The game-theoretic vs measure-theoretic LLN
March 08, 2024
\[\newcommand{\calF}{\mathcal{F}} \renewcommand{\Re}{\mathbb{R}} \newcommand{\E}{\mathbb{E}}\]
When I first wrote about the game-theoretic law of large numbers I don’t think I fully appreciated its relationship to the measure-theoretic law of the large numbers. The game-theoretic LLN can be stated as a guarantee on a certain type of full information game (a “protocol”). In the first post we stated the game in terms of three players, but we’ll simplify it here for convenience.
- Bob has some initial capital, \(C_0 = 1\)
- For \(t=1,2,\dots\)
- Bob makes a bet \(M_t\in\Re\)
- The world reveals a value \(x_t\in [0,1]\)
- Bob updates his capital as \(C_t = C_{t-1} + M_t(1/2 - x_t)\)
The game stops if Bob goes broke (i.e., \(C_t<0\)). Translating the result from last time into a statement about this game, Bob has a strategy which ensures that either
\[\label{eq:gt_slln} \lim_{t\to\infty}\frac{1}{t}\sum_{i\leq t} x_i = 1/2, \tag{1}\]or he becomes infinitely wealthy (\(\liminf_{t\to\infty}C_t = \infty\)). There’s nothing special about the constant 1/2 here. It could be replaced with any value between 0 and 1 and we’d simply change how Bob updates his capital. If you want to get all Bayesian about it, you might say that Bob has a belief that the average value of the observations \(x_t\) is 1/2 and is betting accordingly. Or you don’t have to get Bayesian at all, and you can instead say that Bob is able force the world to act in a certain way if the world wants to prohibit him from getting infinitely wealthy.
Notice that there no probabilistic assumptions whatsoever in the statement of the game-theoretic LLN. There are no distributions, no probability measures, no sigma algebras, nothing. It makes a deterministic statement about every sequence of numbers \((x_t)\), namely that there exists a betting strategy such that either \eqref{eq:gt_slln} will happen, or Bob will become infinitely wealthy. It takes only a minor amount of mathematical background to understand this statement.
The measure-theoretic law of large numbers, on the other hand, requires graduate-level training in mathematics to fully understand. You need the notion of a probability measure, a sigma-algebra, and of almost-sure convergence (or convergence in probability for the weak law), which requires sophisticated tools from measure-theory to state, let alone understand.

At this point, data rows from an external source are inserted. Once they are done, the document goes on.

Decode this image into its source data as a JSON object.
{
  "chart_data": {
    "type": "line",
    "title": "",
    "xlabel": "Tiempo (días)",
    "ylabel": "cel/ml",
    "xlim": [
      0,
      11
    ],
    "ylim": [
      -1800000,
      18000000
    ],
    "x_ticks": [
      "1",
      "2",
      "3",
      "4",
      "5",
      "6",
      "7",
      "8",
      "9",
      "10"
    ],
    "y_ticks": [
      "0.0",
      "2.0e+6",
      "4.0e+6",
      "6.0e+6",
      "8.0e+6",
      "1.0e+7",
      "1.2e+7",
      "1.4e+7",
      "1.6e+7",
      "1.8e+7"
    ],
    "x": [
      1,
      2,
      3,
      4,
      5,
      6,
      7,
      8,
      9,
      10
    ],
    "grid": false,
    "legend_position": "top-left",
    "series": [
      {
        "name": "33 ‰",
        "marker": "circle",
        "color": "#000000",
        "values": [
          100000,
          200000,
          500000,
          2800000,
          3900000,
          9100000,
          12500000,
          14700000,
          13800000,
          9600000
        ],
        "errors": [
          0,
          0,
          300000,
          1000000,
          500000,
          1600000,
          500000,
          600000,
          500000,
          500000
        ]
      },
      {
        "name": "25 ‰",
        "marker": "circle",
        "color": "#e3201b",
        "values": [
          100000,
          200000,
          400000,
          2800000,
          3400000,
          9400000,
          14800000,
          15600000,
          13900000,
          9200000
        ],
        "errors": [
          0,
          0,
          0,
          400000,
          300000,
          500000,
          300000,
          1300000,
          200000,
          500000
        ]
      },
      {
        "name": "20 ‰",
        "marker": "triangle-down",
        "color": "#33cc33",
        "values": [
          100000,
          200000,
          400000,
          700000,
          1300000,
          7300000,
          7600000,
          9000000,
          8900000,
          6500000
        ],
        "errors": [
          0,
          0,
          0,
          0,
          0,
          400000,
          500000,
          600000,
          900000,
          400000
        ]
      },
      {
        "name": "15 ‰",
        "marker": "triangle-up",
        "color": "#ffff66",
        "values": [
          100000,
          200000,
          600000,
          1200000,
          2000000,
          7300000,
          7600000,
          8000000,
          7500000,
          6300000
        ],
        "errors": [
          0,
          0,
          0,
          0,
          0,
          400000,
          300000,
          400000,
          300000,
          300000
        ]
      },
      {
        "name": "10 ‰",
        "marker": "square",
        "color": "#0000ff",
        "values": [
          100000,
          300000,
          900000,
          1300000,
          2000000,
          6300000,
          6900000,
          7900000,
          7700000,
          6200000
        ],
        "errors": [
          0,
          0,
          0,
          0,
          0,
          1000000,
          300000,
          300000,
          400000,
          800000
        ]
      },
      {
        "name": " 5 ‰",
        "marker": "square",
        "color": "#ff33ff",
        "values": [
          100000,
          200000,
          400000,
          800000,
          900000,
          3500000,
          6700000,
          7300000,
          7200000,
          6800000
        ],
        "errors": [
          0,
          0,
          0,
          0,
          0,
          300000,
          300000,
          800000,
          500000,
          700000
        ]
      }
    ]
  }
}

It’s therefore somewhat remarkable that the game-theoretic LLN implies the measure-theoretic LLN (the strong LLN, in fact, which implies the weak LLN) for bounded observations. The game-theoretic LLN is therefore a stronger statement than its measure-theoretic counterpart.
To see that the game-theoretic LLN implies the measure-theoretic LLN, we add some distributional assumptions to the game above. Suppose the values \(x_t\) are drawn iid from \([0,1]\) with mean \(1/2\) (of course, \([0,1]\) can be replaced with any finite range). Let \(\calF_t\) denote the \(\sigma\)-algebra of observations witnessed by the end of round \(t\), i.e., \(\calF_t = \sigma(x_1,\dots,x_t)\). Since \(M_t\) is announced before witnessing \(x_t\), it can only be based on the information in rounds \(1,2,\dots,t-1\). That is, in measure-theoretic terms, \(M_t\) is \(\calF_{t-1}\)-measurable. This implies that Bob’s wealth process, \((C_t)_{t\geq 1}\), is a martingale (with respect to the distribution over \((x_t)\)):
\[\E[C_t|\calF_{t-1}] = \E[C_{t-1} + M_t(1/2 - x_t)|\calF_{t-1}] = C_{t-1} + M_t\E[1/2 - x_t|\calF_{t-1}] = C_{t-1}.\]Moreover, Bob’s betting strategy ensures that \(C_t\geq 0\) for all \(t\), implying that \((C_t)\) is a nonnegative martingale. Nonnegative martingales starting at any finite value reach infinity with probability zero, i.e.,
\[\Pr( \sup_{t} C_t = \infty) = 0.\]That is, Bob achieves infinite wealth with probability 0. Therefore, \eqref{eq:gt_slln} must happen with probability 1:
\[\Pr\left(\lim_{t\to\infty} \frac{1}{t}\sum_{i=1}^t x_i = 1/2\right) = 1,\]which is precisely the (strong) law of large numbers.